Security teams could log into multiple security tools to attempt to pull together packet streams and stitch together conversations to see what happened. But, as with your buddy’s call, it’s laborious and, often, confounding. Even if security tools could see that half the flows were here, half were there, the amount of traffic (so much on networks today) begins to confuse them. A balance between asymmetric-routing advantages, and the improved security of symmetric routing, may be the answer.

Striking the Right Balance with Asymmetric Routing

The GigaSECURE Security Delivery Platform (SDP) helps organizations maintain the benefits of asymmetric routing without compromising security.

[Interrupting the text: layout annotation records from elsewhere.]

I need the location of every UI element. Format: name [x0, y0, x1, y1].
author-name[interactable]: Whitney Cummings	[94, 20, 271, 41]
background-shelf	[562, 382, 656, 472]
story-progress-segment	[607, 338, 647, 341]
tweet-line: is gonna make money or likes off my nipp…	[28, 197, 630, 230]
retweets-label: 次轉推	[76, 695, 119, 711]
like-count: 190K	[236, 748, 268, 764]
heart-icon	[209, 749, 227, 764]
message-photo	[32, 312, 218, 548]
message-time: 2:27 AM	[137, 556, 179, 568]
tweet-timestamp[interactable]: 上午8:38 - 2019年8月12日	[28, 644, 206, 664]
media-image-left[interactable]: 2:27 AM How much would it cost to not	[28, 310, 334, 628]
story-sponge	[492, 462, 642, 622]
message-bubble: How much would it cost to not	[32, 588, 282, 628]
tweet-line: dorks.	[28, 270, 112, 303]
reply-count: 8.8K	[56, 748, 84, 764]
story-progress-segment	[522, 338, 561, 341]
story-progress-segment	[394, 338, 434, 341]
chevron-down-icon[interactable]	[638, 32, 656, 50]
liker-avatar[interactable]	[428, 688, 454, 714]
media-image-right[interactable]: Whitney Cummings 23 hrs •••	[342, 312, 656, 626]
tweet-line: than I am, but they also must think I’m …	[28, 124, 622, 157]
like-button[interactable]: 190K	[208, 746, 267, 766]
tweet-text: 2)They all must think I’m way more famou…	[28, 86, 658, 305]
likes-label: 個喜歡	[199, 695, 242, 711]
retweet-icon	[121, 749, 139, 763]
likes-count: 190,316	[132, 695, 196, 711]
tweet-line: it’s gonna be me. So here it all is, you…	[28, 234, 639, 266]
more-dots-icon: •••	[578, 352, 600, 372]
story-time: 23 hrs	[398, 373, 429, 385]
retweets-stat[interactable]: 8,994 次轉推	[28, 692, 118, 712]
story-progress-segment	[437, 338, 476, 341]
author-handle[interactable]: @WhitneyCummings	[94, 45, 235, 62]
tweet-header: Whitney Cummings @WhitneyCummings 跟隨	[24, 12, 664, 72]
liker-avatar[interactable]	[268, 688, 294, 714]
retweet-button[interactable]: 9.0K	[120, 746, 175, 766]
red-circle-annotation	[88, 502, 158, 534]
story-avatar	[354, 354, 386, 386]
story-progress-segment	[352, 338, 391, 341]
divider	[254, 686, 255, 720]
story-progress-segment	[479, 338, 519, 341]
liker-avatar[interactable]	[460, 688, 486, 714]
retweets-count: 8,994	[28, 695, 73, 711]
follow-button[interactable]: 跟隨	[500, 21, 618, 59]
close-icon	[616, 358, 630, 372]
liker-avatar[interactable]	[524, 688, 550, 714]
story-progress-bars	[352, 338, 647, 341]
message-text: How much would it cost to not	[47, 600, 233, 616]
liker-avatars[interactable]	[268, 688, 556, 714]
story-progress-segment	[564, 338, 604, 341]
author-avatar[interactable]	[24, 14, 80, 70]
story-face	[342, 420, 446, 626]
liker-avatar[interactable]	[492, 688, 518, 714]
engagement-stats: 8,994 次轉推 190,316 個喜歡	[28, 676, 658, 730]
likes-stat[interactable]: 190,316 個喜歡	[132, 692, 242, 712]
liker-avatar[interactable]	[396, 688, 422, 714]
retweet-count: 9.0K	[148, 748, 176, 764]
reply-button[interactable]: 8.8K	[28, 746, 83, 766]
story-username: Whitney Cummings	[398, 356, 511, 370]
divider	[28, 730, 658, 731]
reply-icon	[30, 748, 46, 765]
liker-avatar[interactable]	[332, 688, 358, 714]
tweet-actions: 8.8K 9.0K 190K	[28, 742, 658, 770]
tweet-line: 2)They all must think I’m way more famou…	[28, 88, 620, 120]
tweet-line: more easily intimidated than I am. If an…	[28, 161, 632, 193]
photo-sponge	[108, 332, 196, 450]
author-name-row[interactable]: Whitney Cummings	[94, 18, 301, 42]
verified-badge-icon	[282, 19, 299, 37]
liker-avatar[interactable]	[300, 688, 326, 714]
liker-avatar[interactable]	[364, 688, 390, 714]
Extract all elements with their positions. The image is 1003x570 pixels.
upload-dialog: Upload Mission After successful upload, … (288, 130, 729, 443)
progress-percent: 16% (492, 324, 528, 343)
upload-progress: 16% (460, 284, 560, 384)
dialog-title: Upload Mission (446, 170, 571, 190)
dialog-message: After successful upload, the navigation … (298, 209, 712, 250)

Tapped into all the right places in the network, the GigaSECURE SDP sees all traffic (regardless of its destination or the routers it traverses) and reassembles asymmetric conversations into a single stream that can be fed to any security tool. What’s more, it enables organizations to use fewer security solutions. For example, instead of a policy that demands two DDoS protection devices (one for the top floor router and one for the bottom floor router), an organization could attach a single DDoS tool to GigaSECURE and be able to receive all clean network flows.

Get the whole conversation with GigaSECURE to solve the asymmetric routing security problem.

Otherwise, you could wind up being the guy who helps spend $14M to deploy a slew of malware detection and next-gen firewalls that can’t prevent breaches because they can’t see all the traffic. Or worse, the guy who shows up to a Metallica concert in your Livin’ on a Spare bowling shirt.